I'm curious about settings that will increase my index rate, at the risk of losing data in the event of hardware corruption or similar. My datanodes are heavily CPU-constrained, so anything I can do to reduce the CPU load will cause increased throughput.
I've got a large cluster of about 80 datanodes that are processing analytical data at a rate of ~250k docs/s on the primary shards (~500k/s with replication). As expected, it's taken a significant amount of tweaking (at the cluster, node, & template level) to get the cluster able to process this many documents simultaneously. However, I'm still losing data, as the stream is probably closer to ~350k docs/s. I'm hoping to gather some insight into some of the settings I'm tweaking, as there is no realistic possibility for me to set up a staging cluster of this size for testing purposes.
What I'm hoping to achieve is basically disabling the translog
I have been investigating the translog settings, and set the durability to async, however it will still commit the translog on some sync interval. Would it be sufficient to just set the sync_interval
to something greater than ~90 minutes (how long an index is written to before rolling over)? Or can I set it to zero to disable?
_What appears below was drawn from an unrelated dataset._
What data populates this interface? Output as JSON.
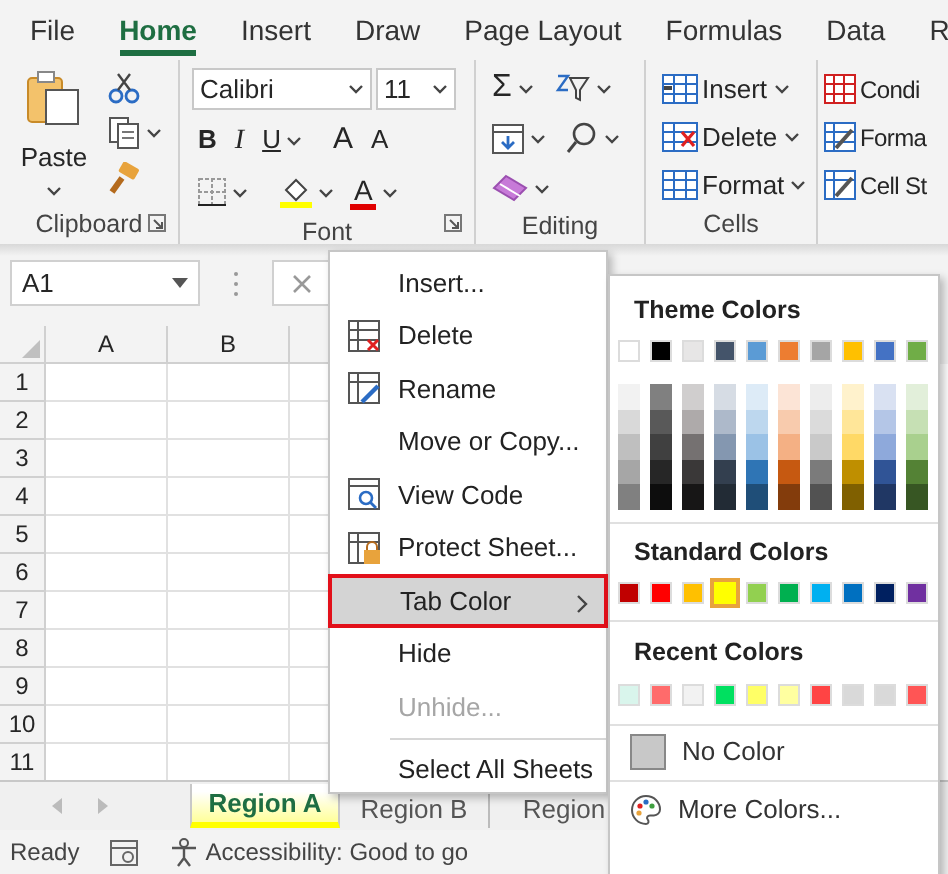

Curious about the ramifications this may have for memory...
Also, what about soft deletes?
I'm looking to update the soft_deletes.retention_lease.period
to something incredibly small, e.g. "1s".
Here's the relevant settings in the index template:
{
"device_all" : {
"order" : 10000,
"version" : 30500,
"index_patterns" : [
"device-*"
],
"settings" : {
"index" : {
"lifecycle" : {
"name" : "device_rollover",
"rollover_alias" : "device_all"
},
"codec" : "default",
"allocation" : {
"max_retries" : "10"
},
"mapping" : {
"total_fields" : {
"limit" : "200"
}
},
"refresh_interval" : "30s",
"number_of_shards" : "25",
"translog" : {
"sync_interval" : "600s",
"durability" : "async"
},
"soft_deletes" : {
"retention_lease" : {
"period" : "1s"
}
},
"query" : {
"default_field" : [ ]
},
"unassigned" : {
"node_left" : {
"delayed_timeout" : "15m"
}
},
"number_of_replicas" : "1"
}
},
...
Cluster stats:
ESv7.4.1
Using 26 nodes to bulk_insert 5k docs at a time.
6 Client Nodes -
3 Master Nodes
80 Data nodes